Haus Auensee. Wände in Taubenblaugrau. Dunkles Holzgebälk. Und olivgrün verbleichte Vorhänge. Gegen diese Scheußlichkeit kann auch stukkativer Bordürenbogen über der Bühne nichts ausrichten. Schuljunges und wohles Gefühl.

Die Bühne ist dafür geschmackvoll mit USA-Artefakten geschmückt. Knallrote Boxhandschuhe, ein rot-weiß-blaues Glücksrad in Standuhrform. No parking-Schild. Und ein blau leuchtendes American Jesus-Kreuz. Ich kann es aus meiner Perspektive nicht erkennen, bin mir aber sicher dass der ganze Boden mit Stroh ausgelegt ist, um den Bildeindruck zu vervollkommnen.

Nur wenige wartende Weilchen vergehen, in denen die überschaubare Diversität vorhandener Schuharten aus der Sitzperspektive klassifiziert wird.

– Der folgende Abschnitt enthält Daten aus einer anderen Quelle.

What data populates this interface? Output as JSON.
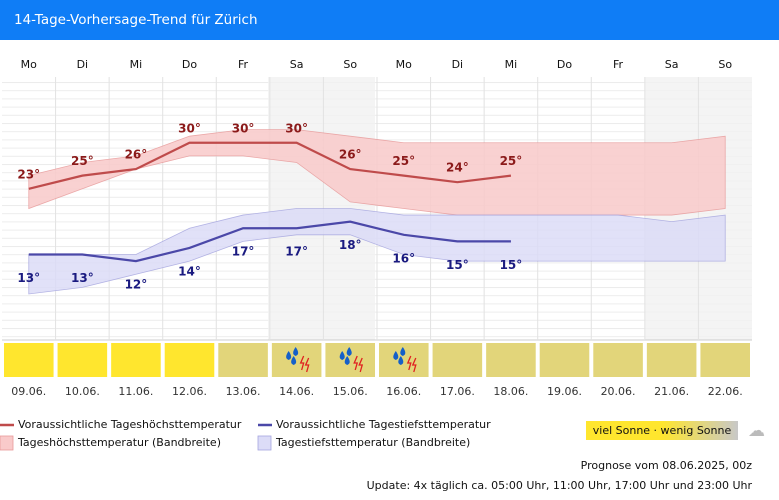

Chucks vs. Adidas mit weißen Streifen vs. Vans. Ballerinas und diverse unter ferner liefen. Weitere Analyseansätze der Publikumshomogenität liefern Tätowiertheitsgrad und Rockabillystil. Doch die visuellen Ausschweifungen werden schon bald durch Unerhörtes unterbrochen. Nie dagewesenes. Revolution!